Поскольку этою же смертоносной меланхолией и страдала, должно быть, сама Исабела-Руфь, поскольку после долгих скитаний по пространству и времени именно этот недуг и занёс её вместе с Бретской библией сперва к дряхлеющему султану Селиму, а потом – из легенд – в мои разгульные сновидения, постольку в её дыхании я слышал не сладкую скверну стамбульского гарема, а смешанный запах степного сена и свежей горной мяты.
Душа моя замирала тогда в предвосхищении счастья, которое когда-нибудь, я знал, сдержать в себе окажется невозможным.
Вместо счастья пришёл позор: унизительный страх перед крысой по имени Жанна обрёк меня на неотвязное чувство вины за погибель чудотворной книги.
С той поры стыд перед Исабелой-Руфь не позволял мне уже и подступиться к ней. Моя тоска оставалась неутолённой и не покидала меня даже когда, как мне показалось, я излечился от юности и перестал вспоминать то, чего никогда не случалось.
Расставшись, однако, уже и с молодостью, ко взрослым я не пристал. В отличие от них, я продолжал считать, будто неутоление любовной тоски, как вообще неисполнение мечты, – единственное что следует называть трагедией. Со временем, опять же в отличие от взрослых, я стал воображать, будто существует ещё только одна трагедия, более горькая, – исполнение желаний.
Поэтому, наверное, меня и охватило смятение, когда – незадолго до моего прощания с родиной – доктор пустил слух, что Бретская библия жива и находится там, куда её доставили ашкеназы, в ГеБе. Если это действительно так, решил я, то по законам совести именно мне и следует её оттуда вызволить…
17. Жить – это идти против совести
Доктор отказался назвать мне источник своей информации. Зато, выслушав мои признания, поделился ещё одной: как и души, совести в природе не существует. По крайней мере, у неё нету законов. А если и есть, то жить по этим законам невозможно. Жить – это уже значит идти против совести. Эту информацию доктор заключил советом сосредоточиться на существующем – на опасности соваться в ГеБе накануне отлёта на Запад.
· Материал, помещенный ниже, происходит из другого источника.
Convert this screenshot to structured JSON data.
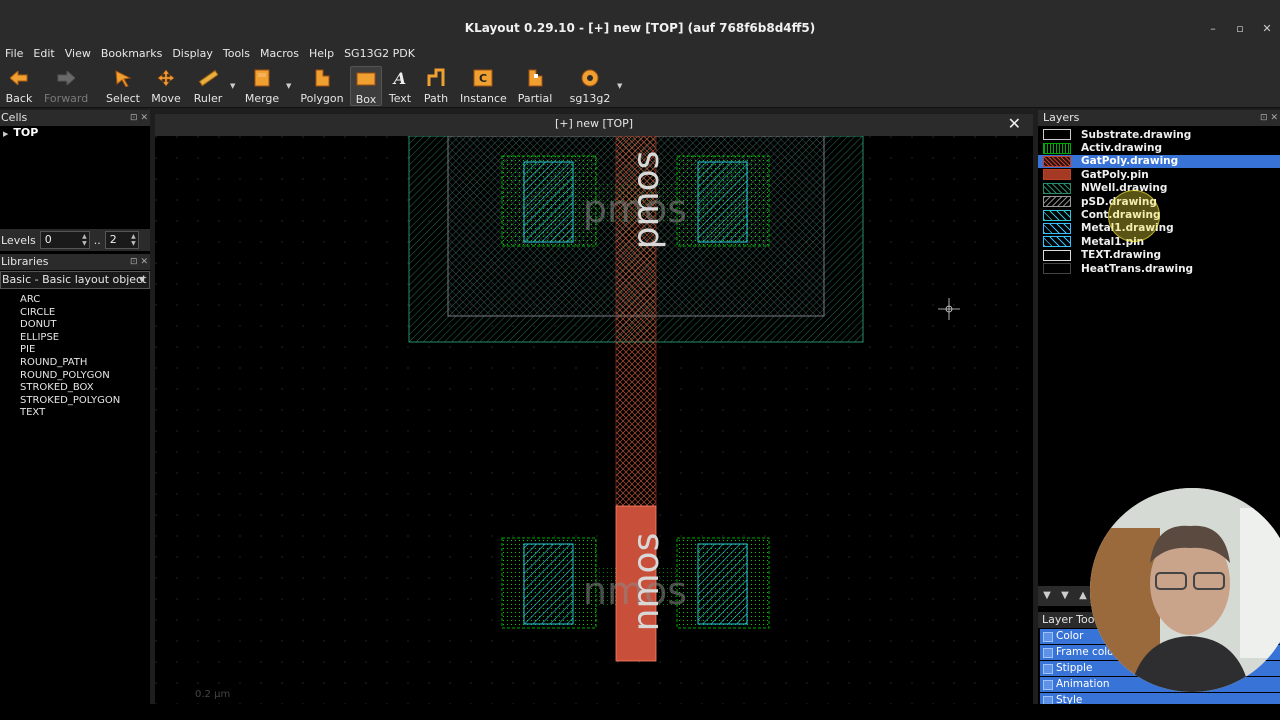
{
  "window": {
    "title": "KLayout 0.29.10 - [+] new [TOP] (auf 768f6b8d4ff5)"
  },
  "menu": [
    "File",
    "Edit",
    "View",
    "Bookmarks",
    "Display",
    "Tools",
    "Macros",
    "Help",
    "SG13G2 PDK"
  ],
  "toolbar": {
    "back": "Back",
    "forward": "Forward",
    "select": "Select",
    "move": "Move",
    "ruler": "Ruler",
    "merge": "Merge",
    "polygon": "Polygon",
    "box": "Box",
    "text": "Text",
    "path": "Path",
    "instance": "Instance",
    "partial": "Partial",
    "sg13g2": "sg13g2"
  },
  "cells": {
    "title": "Cells",
    "top": "TOP"
  },
  "levels": {
    "label": "Levels",
    "from": "0",
    "sep": "..",
    "to": "2"
  },
  "libraries": {
    "title": "Libraries",
    "selected": "Basic - Basic layout object",
    "items": [
      "ARC",
      "CIRCLE",
      "DONUT",
      "ELLIPSE",
      "PIE",
      "ROUND_PATH",
      "ROUND_POLYGON",
      "STROKED_BOX",
      "STROKED_POLYGON",
      "TEXT"
    ]
  },
  "canvas": {
    "tab_title": "[+] new [TOP]",
    "scale_label": "0.2 µm",
    "texts": {
      "pmos": "pmos",
      "nmos": "nmos"
    }
  },
  "layers": {
    "title": "Layers",
    "items": [
      {
        "name": "Substrate.drawing",
        "color": "#ffffff"
      },
      {
        "name": "Activ.drawing",
        "color": "#00ff00"
      },
      {
        "name": "GatPoly.drawing",
        "color": "#bf4026",
        "selected": true
      },
      {
        "name": "GatPoly.pin",
        "color": "#bf4026"
      },
      {
        "name": "NWell.drawing",
        "color": "#268c6b"
      },
      {
        "name": "pSD.drawing",
        "color": "#ccccd9"
      },
      {
        "name": "Cont.drawing",
        "color": "#00ffff"
      },
      {
        "name": "Metal1.drawing",
        "color": "#39bfff"
      },
      {
        "name": "Metal1.pin",
        "color": "#39bfff"
      },
      {
        "name": "TEXT.drawing",
        "color": "#ffffff"
      },
      {
        "name": "HeatTrans.drawing",
        "color": "#000000"
      }
    ]
  },
  "layer_toolbox": {
    "title": "Layer Tools",
    "items": [
      "Color",
      "Frame color",
      "Stipple",
      "Animation",
      "Style"
    ]
  }
}
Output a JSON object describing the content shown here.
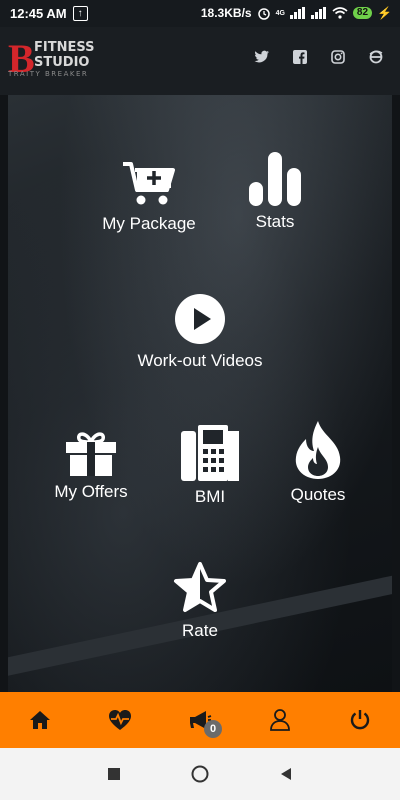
{
  "status_bar": {
    "time": "12:45 AM",
    "net_speed": "18.3KB/s",
    "battery": "82",
    "network": "4G"
  },
  "brand": {
    "logo_letter": "B",
    "line1": "FITNESS",
    "line2": "STUDIO",
    "tagline": "TRAITY BREAKER"
  },
  "social": [
    "twitter-icon",
    "facebook-icon",
    "instagram-icon",
    "web-icon"
  ],
  "menu": {
    "my_package": "My Package",
    "stats": "Stats",
    "workout_videos": "Work-out Videos",
    "my_offers": "My Offers",
    "bmi": "BMI",
    "quotes": "Quotes",
    "rate": "Rate"
  },
  "bottom_nav": {
    "notification_count": "0"
  },
  "colors": {
    "accent": "#ff7f00",
    "brand_red": "#d3262b",
    "badge": "#6b6b6b"
  }
}
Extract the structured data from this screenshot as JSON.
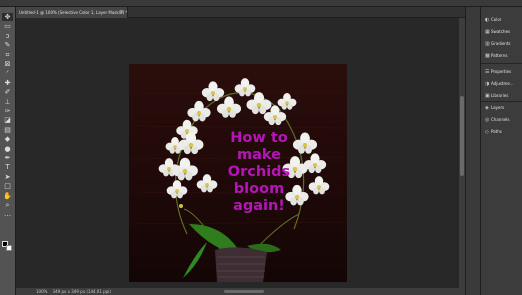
{
  "document": {
    "tab_title": "Untitled-1 @ 100% (Selective Color 1, Layer Mask/8) *",
    "close_glyph": "×"
  },
  "tools": [
    {
      "name": "move-tool-icon",
      "glyph": "✥"
    },
    {
      "name": "artboard-tool-icon",
      "glyph": "▭"
    },
    {
      "name": "lasso-tool-icon",
      "glyph": "ↄ"
    },
    {
      "name": "quick-select-tool-icon",
      "glyph": "✎"
    },
    {
      "name": "crop-tool-icon",
      "glyph": "⌗"
    },
    {
      "name": "frame-tool-icon",
      "glyph": "⊠"
    },
    {
      "name": "eyedropper-tool-icon",
      "glyph": "ᐟ"
    },
    {
      "name": "healing-brush-tool-icon",
      "glyph": "✚"
    },
    {
      "name": "brush-tool-icon",
      "glyph": "✐"
    },
    {
      "name": "clone-stamp-tool-icon",
      "glyph": "⊥"
    },
    {
      "name": "history-brush-tool-icon",
      "glyph": "✑"
    },
    {
      "name": "eraser-tool-icon",
      "glyph": "◪"
    },
    {
      "name": "gradient-tool-icon",
      "glyph": "▤"
    },
    {
      "name": "blur-tool-icon",
      "glyph": "◆"
    },
    {
      "name": "dodge-tool-icon",
      "glyph": "●"
    },
    {
      "name": "pen-tool-icon",
      "glyph": "✒"
    },
    {
      "name": "type-tool-icon",
      "glyph": "T"
    },
    {
      "name": "path-select-tool-icon",
      "glyph": "➤"
    },
    {
      "name": "rectangle-tool-icon",
      "glyph": "□"
    },
    {
      "name": "hand-tool-icon",
      "glyph": "✋"
    },
    {
      "name": "zoom-tool-icon",
      "glyph": "⌕"
    },
    {
      "name": "edit-toolbar-icon",
      "glyph": "…"
    }
  ],
  "panels": [
    {
      "name": "color-panel",
      "icon": "◐",
      "label": "Color"
    },
    {
      "name": "swatches-panel",
      "icon": "▦",
      "label": "Swatches"
    },
    {
      "name": "gradients-panel",
      "icon": "▥",
      "label": "Gradients"
    },
    {
      "name": "patterns-panel",
      "icon": "▩",
      "label": "Patterns"
    },
    {
      "name": "properties-panel",
      "icon": "☰",
      "label": "Properties"
    },
    {
      "name": "adjustments-panel",
      "icon": "◑",
      "label": "Adjustme..."
    },
    {
      "name": "libraries-panel",
      "icon": "▣",
      "label": "Libraries"
    },
    {
      "name": "layers-panel",
      "icon": "◈",
      "label": "Layers"
    },
    {
      "name": "channels-panel",
      "icon": "◎",
      "label": "Channels"
    },
    {
      "name": "paths-panel",
      "icon": "◇",
      "label": "Paths"
    }
  ],
  "canvas": {
    "headline": [
      "How to",
      "make",
      "Orchids",
      "bloom",
      "again!"
    ],
    "headline_color": "#b515b8",
    "background_color": "#1e0a09"
  },
  "status": {
    "zoom": "100%",
    "doc_info": "349 px x 349 px (144.01 ppi)"
  }
}
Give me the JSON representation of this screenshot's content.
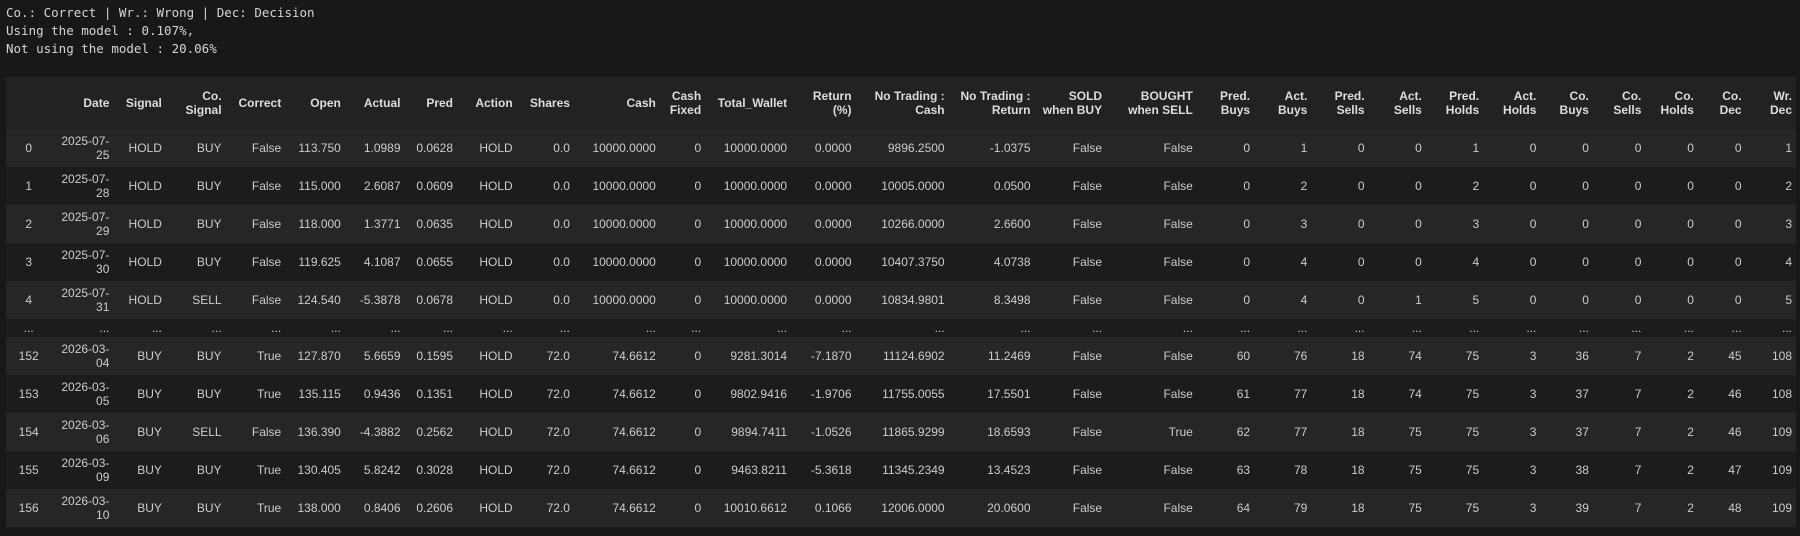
{
  "legend_line": "Co.: Correct | Wr.: Wrong | Dec: Decision",
  "model_line": "Using the model : 0.107%,",
  "nomodel_line": "Not using the model : 20.06%",
  "table": {
    "columns": [
      "",
      "Date",
      "Signal",
      "Co. Signal",
      "Correct",
      "Open",
      "Actual",
      "Pred",
      "Action",
      "Shares",
      "Cash",
      "Cash Fixed",
      "Total_Wallet",
      "Return (%)",
      "No Trading : Cash",
      "No Trading : Return",
      "SOLD when BUY",
      "BOUGHT when SELL",
      "Pred. Buys",
      "Act. Buys",
      "Pred. Sells",
      "Act. Sells",
      "Pred. Holds",
      "Act. Holds",
      "Co. Buys",
      "Co. Sells",
      "Co. Holds",
      "Co. Dec",
      "Wr. Dec"
    ],
    "rows": [
      [
        "0",
        "2025-07-25",
        "HOLD",
        "BUY",
        "False",
        "113.750",
        "1.0989",
        "0.0628",
        "HOLD",
        "0.0",
        "10000.0000",
        "0",
        "10000.0000",
        "0.0000",
        "9896.2500",
        "-1.0375",
        "False",
        "False",
        "0",
        "1",
        "0",
        "0",
        "1",
        "0",
        "0",
        "0",
        "0",
        "0",
        "1"
      ],
      [
        "1",
        "2025-07-28",
        "HOLD",
        "BUY",
        "False",
        "115.000",
        "2.6087",
        "0.0609",
        "HOLD",
        "0.0",
        "10000.0000",
        "0",
        "10000.0000",
        "0.0000",
        "10005.0000",
        "0.0500",
        "False",
        "False",
        "0",
        "2",
        "0",
        "0",
        "2",
        "0",
        "0",
        "0",
        "0",
        "0",
        "2"
      ],
      [
        "2",
        "2025-07-29",
        "HOLD",
        "BUY",
        "False",
        "118.000",
        "1.3771",
        "0.0635",
        "HOLD",
        "0.0",
        "10000.0000",
        "0",
        "10000.0000",
        "0.0000",
        "10266.0000",
        "2.6600",
        "False",
        "False",
        "0",
        "3",
        "0",
        "0",
        "3",
        "0",
        "0",
        "0",
        "0",
        "0",
        "3"
      ],
      [
        "3",
        "2025-07-30",
        "HOLD",
        "BUY",
        "False",
        "119.625",
        "4.1087",
        "0.0655",
        "HOLD",
        "0.0",
        "10000.0000",
        "0",
        "10000.0000",
        "0.0000",
        "10407.3750",
        "4.0738",
        "False",
        "False",
        "0",
        "4",
        "0",
        "0",
        "4",
        "0",
        "0",
        "0",
        "0",
        "0",
        "4"
      ],
      [
        "4",
        "2025-07-31",
        "HOLD",
        "SELL",
        "False",
        "124.540",
        "-5.3878",
        "0.0678",
        "HOLD",
        "0.0",
        "10000.0000",
        "0",
        "10000.0000",
        "0.0000",
        "10834.9801",
        "8.3498",
        "False",
        "False",
        "0",
        "4",
        "0",
        "1",
        "5",
        "0",
        "0",
        "0",
        "0",
        "0",
        "5"
      ],
      [
        "...",
        "...",
        "...",
        "...",
        "...",
        "...",
        "...",
        "...",
        "...",
        "...",
        "...",
        "...",
        "...",
        "...",
        "...",
        "...",
        "...",
        "...",
        "...",
        "...",
        "...",
        "...",
        "...",
        "...",
        "...",
        "...",
        "...",
        "...",
        "..."
      ],
      [
        "152",
        "2026-03-04",
        "BUY",
        "BUY",
        "True",
        "127.870",
        "5.6659",
        "0.1595",
        "HOLD",
        "72.0",
        "74.6612",
        "0",
        "9281.3014",
        "-7.1870",
        "11124.6902",
        "11.2469",
        "False",
        "False",
        "60",
        "76",
        "18",
        "74",
        "75",
        "3",
        "36",
        "7",
        "2",
        "45",
        "108"
      ],
      [
        "153",
        "2026-03-05",
        "BUY",
        "BUY",
        "True",
        "135.115",
        "0.9436",
        "0.1351",
        "HOLD",
        "72.0",
        "74.6612",
        "0",
        "9802.9416",
        "-1.9706",
        "11755.0055",
        "17.5501",
        "False",
        "False",
        "61",
        "77",
        "18",
        "74",
        "75",
        "3",
        "37",
        "7",
        "2",
        "46",
        "108"
      ],
      [
        "154",
        "2026-03-06",
        "BUY",
        "SELL",
        "False",
        "136.390",
        "-4.3882",
        "0.2562",
        "HOLD",
        "72.0",
        "74.6612",
        "0",
        "9894.7411",
        "-1.0526",
        "11865.9299",
        "18.6593",
        "False",
        "True",
        "62",
        "77",
        "18",
        "75",
        "75",
        "3",
        "37",
        "7",
        "2",
        "46",
        "109"
      ],
      [
        "155",
        "2026-03-09",
        "BUY",
        "BUY",
        "True",
        "130.405",
        "5.8242",
        "0.3028",
        "HOLD",
        "72.0",
        "74.6612",
        "0",
        "9463.8211",
        "-5.3618",
        "11345.2349",
        "13.4523",
        "False",
        "False",
        "63",
        "78",
        "18",
        "75",
        "75",
        "3",
        "38",
        "7",
        "2",
        "47",
        "109"
      ],
      [
        "156",
        "2026-03-10",
        "BUY",
        "BUY",
        "True",
        "138.000",
        "0.8406",
        "0.2606",
        "HOLD",
        "72.0",
        "74.6612",
        "0",
        "10010.6612",
        "0.1066",
        "12006.0000",
        "20.0600",
        "False",
        "False",
        "64",
        "79",
        "18",
        "75",
        "75",
        "3",
        "39",
        "7",
        "2",
        "48",
        "109"
      ]
    ]
  }
}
Он был прав, но из того особого недоверия к очевидному, которое зиждется на отсутствии общих интересов с большинством людей, я связывал своё смятение с другим страхом. Со страхом перед возрождением юношеской тоски по Исабеле-Руфь. Или, наоборот, – перед утолением этой тоски в том случае, если бы мне всё-таки удалось вызволить у гебистов Бретский пергамент и тем самым устранить барьер между собою и неисчезающей испанкой.
Как всегда, когда люди колеблются, то есть атакуют мысль воображением, я принял глупое решение: идти к гебистам. Во избежание стыда перед собой за это безрассудство, а также с учётом возможности несуществования совести, я приписал своё решение тому единственному из низменных чувств, которое не только не подлежит суду, но пользуется статусом освящённости – патриотизму.
Тем самым, кстати, я заглушил в себе и стыд по случаю праздничной взволнованности. Стыд, охватившей меня в предвкушении неизбежного знакомства с Нателой Элигуловой.
Хотя по моей просьбе через её дядю Сола это знакомство состоялось не в здании Комитета ГеБе, а в её квартире, я шёл на встречу с опаской. Принюхивался с подозрением даже к привычному запаху одеколона «О‘Жён», который казался мне чужим и, нагнетая поэтому беспокойство, мешал узнавать себя.